Title: Re: specification of blockchain format
Post by: 2112 on August 18, 2012, 01:32:19 PM
0) There's no "blockchain format" for the on-the-disk file.

1) blkNNNN.dat files are simple concatenation of the blocks as seen on the network wire.

2) because of the above and the possibility of Satoshi bitcoin client crashing mid-append, there is a possibility that those files contain partially-written blocks. There will be a header and at least portion of the transaction part written, but not all the way to the end.

3) blkindex.dat is just an index, nothing more. Currently it is in BerkeleyDB but there's a planned switch to LevelDB. None of this matters for your parser because the actual block chain will stay being stored in the above described simple format.

4) If you are trying to write your parser in C++ I suggest first looking into the parser written by the user znort987.

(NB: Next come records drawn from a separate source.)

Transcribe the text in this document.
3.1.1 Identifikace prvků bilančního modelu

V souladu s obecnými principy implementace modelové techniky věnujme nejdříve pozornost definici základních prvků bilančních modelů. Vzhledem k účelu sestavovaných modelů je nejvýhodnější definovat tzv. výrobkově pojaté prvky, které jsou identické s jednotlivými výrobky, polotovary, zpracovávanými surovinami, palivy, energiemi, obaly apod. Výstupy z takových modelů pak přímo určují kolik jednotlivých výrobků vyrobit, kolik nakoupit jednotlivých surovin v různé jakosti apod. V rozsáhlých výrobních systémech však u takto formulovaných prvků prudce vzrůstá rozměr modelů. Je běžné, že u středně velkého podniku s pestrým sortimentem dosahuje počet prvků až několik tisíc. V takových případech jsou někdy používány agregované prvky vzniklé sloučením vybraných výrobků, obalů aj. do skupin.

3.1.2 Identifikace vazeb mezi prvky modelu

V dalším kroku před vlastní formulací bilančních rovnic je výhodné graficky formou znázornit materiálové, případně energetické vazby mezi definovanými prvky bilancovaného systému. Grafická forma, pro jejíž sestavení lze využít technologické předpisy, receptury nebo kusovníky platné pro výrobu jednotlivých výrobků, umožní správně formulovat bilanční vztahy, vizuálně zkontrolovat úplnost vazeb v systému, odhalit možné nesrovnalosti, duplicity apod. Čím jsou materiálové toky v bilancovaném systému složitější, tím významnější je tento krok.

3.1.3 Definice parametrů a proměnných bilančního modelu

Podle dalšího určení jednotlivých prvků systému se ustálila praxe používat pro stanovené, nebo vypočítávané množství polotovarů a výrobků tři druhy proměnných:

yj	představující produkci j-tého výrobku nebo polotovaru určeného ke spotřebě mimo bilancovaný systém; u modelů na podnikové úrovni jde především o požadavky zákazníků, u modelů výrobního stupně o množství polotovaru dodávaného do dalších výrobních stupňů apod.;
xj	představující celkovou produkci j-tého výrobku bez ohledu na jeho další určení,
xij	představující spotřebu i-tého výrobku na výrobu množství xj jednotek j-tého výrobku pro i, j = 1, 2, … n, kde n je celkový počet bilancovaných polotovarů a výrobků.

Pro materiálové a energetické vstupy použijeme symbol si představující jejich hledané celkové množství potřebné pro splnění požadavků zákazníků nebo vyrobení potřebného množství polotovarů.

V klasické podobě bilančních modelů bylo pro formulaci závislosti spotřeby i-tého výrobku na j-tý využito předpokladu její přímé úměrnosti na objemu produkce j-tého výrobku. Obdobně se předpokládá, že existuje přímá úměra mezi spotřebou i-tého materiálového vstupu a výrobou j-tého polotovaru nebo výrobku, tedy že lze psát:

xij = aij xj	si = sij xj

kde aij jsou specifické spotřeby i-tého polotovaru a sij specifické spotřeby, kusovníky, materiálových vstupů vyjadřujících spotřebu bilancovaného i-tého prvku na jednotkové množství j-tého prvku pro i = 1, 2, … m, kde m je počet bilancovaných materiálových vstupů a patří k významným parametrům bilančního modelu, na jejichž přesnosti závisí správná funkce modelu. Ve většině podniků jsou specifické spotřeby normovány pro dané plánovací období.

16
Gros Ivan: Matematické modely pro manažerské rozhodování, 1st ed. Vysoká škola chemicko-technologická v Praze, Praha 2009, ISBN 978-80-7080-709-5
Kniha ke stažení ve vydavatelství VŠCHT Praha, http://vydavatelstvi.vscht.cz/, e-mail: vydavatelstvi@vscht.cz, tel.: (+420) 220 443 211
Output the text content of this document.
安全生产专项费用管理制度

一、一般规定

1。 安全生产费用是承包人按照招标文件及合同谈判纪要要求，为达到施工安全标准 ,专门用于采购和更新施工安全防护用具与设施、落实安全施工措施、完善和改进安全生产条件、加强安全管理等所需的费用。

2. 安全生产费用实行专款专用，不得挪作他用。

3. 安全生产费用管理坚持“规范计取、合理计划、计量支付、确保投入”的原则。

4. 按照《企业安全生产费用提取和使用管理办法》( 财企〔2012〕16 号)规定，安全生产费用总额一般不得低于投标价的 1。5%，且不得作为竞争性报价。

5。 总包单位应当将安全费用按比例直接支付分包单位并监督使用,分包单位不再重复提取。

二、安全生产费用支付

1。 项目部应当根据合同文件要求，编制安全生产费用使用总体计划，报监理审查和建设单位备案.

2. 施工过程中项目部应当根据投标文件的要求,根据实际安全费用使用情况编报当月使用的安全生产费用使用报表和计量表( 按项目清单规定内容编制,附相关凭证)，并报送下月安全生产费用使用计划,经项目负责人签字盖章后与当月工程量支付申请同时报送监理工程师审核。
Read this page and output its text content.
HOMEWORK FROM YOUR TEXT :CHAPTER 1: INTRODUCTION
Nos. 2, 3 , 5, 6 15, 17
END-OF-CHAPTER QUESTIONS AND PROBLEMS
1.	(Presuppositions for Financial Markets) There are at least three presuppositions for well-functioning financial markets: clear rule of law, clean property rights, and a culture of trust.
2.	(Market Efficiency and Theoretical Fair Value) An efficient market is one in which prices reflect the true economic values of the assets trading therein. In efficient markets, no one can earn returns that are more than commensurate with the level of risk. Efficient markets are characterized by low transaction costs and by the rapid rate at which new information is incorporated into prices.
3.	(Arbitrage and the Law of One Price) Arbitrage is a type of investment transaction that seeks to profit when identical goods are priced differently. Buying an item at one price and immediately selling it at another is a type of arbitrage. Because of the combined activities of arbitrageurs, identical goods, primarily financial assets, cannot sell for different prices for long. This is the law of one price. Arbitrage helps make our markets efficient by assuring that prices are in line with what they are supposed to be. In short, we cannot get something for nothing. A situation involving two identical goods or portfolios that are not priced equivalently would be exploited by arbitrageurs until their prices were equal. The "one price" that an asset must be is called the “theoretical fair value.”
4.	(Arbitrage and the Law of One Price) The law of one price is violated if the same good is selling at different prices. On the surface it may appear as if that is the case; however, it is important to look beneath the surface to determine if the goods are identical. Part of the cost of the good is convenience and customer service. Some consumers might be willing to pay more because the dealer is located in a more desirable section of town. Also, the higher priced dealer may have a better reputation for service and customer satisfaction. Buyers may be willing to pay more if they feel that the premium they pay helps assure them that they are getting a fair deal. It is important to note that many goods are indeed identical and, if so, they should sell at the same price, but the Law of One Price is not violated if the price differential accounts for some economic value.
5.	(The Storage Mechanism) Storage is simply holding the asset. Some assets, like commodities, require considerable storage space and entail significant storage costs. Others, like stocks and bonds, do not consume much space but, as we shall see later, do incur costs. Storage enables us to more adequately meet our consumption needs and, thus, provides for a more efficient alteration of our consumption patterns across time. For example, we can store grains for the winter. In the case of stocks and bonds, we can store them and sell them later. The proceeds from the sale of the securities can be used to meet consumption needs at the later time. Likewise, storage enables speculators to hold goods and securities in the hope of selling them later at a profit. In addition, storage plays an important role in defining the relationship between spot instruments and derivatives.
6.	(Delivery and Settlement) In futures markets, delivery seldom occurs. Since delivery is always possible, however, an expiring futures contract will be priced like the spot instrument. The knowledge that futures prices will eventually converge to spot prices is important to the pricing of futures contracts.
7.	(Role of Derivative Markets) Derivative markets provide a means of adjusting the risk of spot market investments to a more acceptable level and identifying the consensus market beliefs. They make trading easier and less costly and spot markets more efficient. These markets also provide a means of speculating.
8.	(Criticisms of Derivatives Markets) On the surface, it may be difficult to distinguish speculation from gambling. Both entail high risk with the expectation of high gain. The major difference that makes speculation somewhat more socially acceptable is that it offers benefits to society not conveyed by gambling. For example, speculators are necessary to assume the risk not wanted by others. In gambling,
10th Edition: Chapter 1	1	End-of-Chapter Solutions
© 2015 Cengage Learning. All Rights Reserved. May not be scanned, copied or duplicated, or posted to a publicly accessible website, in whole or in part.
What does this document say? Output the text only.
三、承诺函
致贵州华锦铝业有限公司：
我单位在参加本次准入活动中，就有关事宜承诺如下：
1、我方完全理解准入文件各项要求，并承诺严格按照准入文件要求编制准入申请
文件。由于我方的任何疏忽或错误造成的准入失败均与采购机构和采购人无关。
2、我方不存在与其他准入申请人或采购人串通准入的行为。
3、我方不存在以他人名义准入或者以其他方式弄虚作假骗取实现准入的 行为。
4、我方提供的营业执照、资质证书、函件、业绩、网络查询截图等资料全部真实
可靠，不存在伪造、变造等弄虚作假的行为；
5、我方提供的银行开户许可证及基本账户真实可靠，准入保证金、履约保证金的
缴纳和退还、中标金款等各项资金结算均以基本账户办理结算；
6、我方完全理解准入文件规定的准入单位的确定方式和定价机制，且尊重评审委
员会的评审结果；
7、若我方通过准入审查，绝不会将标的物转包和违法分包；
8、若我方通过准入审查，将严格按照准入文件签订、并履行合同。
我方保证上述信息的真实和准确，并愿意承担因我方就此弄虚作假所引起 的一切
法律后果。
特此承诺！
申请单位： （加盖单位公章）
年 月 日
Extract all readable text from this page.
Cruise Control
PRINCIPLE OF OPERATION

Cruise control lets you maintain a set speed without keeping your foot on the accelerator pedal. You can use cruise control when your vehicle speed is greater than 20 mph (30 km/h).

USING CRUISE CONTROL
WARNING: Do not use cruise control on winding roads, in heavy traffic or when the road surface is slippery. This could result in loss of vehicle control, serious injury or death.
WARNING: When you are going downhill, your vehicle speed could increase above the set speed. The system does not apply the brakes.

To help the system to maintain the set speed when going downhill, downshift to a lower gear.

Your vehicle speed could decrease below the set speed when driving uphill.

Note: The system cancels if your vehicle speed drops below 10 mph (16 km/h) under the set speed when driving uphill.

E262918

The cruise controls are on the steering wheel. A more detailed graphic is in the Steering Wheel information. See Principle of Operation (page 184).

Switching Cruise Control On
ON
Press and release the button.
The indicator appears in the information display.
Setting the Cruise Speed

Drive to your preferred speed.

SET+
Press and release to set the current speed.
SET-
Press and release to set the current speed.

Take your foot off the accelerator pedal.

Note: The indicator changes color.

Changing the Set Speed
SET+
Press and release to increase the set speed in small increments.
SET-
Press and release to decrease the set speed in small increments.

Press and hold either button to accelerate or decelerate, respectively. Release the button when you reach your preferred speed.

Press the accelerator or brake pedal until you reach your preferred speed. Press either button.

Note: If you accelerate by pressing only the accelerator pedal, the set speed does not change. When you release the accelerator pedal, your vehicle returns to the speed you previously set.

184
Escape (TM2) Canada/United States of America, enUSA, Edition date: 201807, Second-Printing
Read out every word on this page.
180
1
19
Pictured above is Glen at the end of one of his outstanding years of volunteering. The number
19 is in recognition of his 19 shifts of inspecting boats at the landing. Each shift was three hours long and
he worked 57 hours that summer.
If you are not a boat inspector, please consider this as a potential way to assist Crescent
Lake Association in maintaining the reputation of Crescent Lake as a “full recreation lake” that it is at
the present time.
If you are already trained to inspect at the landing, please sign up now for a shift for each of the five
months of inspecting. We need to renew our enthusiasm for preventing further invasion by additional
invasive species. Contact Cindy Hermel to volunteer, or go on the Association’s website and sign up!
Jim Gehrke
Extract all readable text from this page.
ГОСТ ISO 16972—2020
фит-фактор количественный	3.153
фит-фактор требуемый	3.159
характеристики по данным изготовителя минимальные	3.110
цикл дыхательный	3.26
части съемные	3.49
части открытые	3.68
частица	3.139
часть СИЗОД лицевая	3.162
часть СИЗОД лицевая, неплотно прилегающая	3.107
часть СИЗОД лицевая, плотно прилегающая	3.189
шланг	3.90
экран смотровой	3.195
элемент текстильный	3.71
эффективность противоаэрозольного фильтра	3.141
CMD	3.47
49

https://bitcointalk.org/index.php?topic=88584.0


Title: Re: specification of blockchain format
Post by: maaku on August 18, 2012, 08:42:54 PM
This might help:

http://james.lab6.com/2012/01/12/bitcoin-285-bytes-that-changed-the-world/


Title: Re: specification of blockchain format
Post by: etotheipi on August 18, 2012, 08:52:11 PM
More specifically, each new block is appended to the blkXXXX.dat files as they are received.  Their format is pretty simple:


Quote
Magic Bytes (4 bytes)
BlockSize w/ header (4 bytes)
Raw Header (80 bytes)
Number of Tx, N (VAR_INT)
Raw Tx1
Raw Tx2
...
Raw TxN
Magic Bytes (4 bytes)
BlockSize w/ header (4 bytes)
Raw Header (80 bytes)
Number of Tx, N (VAR_INT)
Raw Tx1
Raw Tx2
...
Raw TxN
Magic Bytes (4 bytes)
BlockSize w/ header (4 bytes)
Raw Header (80 bytes)
Number of Tx, N (VAR_INT)
Raw Tx1
Raw Tx2
...
Raw TxN
...


Title: Re: specification of blockchain format
Post by: bullioner on August 19, 2012, 03:01:30 PM
More specifically, each new block is appended to the blkXXXX.dat files as they are received.  Their format is pretty simple:


Quote
Magic Bytes (4 bytes)
BlockSize w/ header (4 bytes)
Raw Header (80 bytes)
Number of Tx, N (VAR_INT)
Raw Tx1
Raw Tx2
...
Raw TxN
Magic Bytes (4 bytes)
BlockSize w/ header (4 bytes)
Raw Header (80 bytes)
Number of Tx, N (VAR_INT)
Raw Tx1
Raw Tx2
...
Raw TxN
Magic Bytes (4 bytes)
BlockSize w/ header (4 bytes)
Raw Header (80 bytes)
Number of Tx, N (VAR_INT)
Raw Tx1
Raw Tx2
...
Raw TxN
...

That's what I was after, thanks.  Based on https://en.bitcoin.it/wiki/Protocol_specification#block I could see that it was almost a concatenation of block data structures.  But the first 8 bytes before each block in the file were a mystery to me, and I had been discarding them.  The magic bytes plus blocksize now accounts for that.